Abstract

Irritable bowel syndrome (IBS) is a common chronic gastrointestinal disorder of unknown pathological origin that is associated with psychological distress and reduced health-related quality of life (HRQoL). We investigated the effects of stress-management for adults with IBS on typical symptoms, HRQoL and mental health. With predefined criteria (patients: adults with IBS; intervention: stress-management; control: care as usual or waitlist; outcome: patient-relevant; study-type: controlled trials), we registered the study with PROSPERO (168030) and searched the main medical databases. Two researchers independently reviewed the publications and assessed the risk of bias using the Scottish Intercollegiate Guidelines Network checklist. We performed meta-analysis with homogeneous trials of acceptable quality. After screening 6656 publications, ten suitable randomized trials of acceptable (n=5) or low methodological quality (n=5) involving 587 patients were identified. Our meta-analysis showed no effect of stress-management on IBS severity 1-2months after the intervention (Hedges' g=-0.23, 95%-CI=-0.84 to -0.38, I2 =86.1%), and after 3-12months (Hedges' g=-0.77, 95%-CI=-1.77 to -0.23, I2 =93.3%).

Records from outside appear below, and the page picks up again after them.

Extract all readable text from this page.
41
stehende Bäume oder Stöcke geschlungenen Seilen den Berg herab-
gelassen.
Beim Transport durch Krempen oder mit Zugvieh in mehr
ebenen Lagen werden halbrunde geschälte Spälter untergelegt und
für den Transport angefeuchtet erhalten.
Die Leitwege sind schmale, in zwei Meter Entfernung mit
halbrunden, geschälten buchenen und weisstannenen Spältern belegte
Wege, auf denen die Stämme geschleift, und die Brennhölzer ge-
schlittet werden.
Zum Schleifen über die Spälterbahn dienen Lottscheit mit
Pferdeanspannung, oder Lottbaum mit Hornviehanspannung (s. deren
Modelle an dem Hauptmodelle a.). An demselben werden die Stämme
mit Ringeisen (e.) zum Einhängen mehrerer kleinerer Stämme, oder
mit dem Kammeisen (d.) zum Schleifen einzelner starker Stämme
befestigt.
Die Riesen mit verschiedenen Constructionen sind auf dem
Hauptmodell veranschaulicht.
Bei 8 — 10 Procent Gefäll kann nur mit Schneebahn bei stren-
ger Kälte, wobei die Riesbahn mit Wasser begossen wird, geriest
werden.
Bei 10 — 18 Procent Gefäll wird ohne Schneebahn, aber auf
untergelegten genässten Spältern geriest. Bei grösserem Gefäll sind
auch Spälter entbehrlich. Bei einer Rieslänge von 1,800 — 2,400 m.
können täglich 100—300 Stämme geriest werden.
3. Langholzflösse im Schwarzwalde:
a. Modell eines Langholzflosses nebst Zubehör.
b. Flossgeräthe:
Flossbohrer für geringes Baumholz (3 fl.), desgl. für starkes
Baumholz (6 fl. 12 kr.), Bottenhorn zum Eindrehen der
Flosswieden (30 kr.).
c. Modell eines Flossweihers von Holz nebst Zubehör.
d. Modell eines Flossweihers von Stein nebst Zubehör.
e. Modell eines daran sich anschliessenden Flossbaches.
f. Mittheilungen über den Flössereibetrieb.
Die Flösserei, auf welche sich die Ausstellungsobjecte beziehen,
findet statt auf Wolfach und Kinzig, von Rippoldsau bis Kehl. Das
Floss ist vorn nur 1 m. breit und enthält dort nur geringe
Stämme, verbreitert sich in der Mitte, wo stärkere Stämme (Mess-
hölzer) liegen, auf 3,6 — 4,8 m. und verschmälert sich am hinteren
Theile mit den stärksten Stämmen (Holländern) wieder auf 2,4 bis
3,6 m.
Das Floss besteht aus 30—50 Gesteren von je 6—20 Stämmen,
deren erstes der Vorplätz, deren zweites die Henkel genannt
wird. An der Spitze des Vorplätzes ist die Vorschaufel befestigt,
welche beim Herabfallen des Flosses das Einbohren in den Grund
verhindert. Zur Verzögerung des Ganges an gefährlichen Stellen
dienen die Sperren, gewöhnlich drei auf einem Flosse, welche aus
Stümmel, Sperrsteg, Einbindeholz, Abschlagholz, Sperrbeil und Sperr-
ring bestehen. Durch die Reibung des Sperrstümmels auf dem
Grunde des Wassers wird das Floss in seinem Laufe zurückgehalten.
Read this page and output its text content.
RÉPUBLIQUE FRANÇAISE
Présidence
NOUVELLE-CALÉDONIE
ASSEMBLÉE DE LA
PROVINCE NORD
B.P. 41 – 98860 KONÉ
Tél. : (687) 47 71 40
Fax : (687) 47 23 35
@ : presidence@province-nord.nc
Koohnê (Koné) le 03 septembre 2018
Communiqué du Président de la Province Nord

One trial found a short-term reduction of symptoms, and one trial found symptom relief in the long-term (at 6months). One of two studies that examined HRQoL found an improvement (after 2months). One of two studies that examined depression and anxiety found a reduction of these symptoms (after 3weeks). Stress-management may be beneficial for patients with IBS regarding the short-term reduction of bowel and mental health symptoms, whereas long-term benefits are unclear. Good quality RCTs with more than 6months follow-up are needed.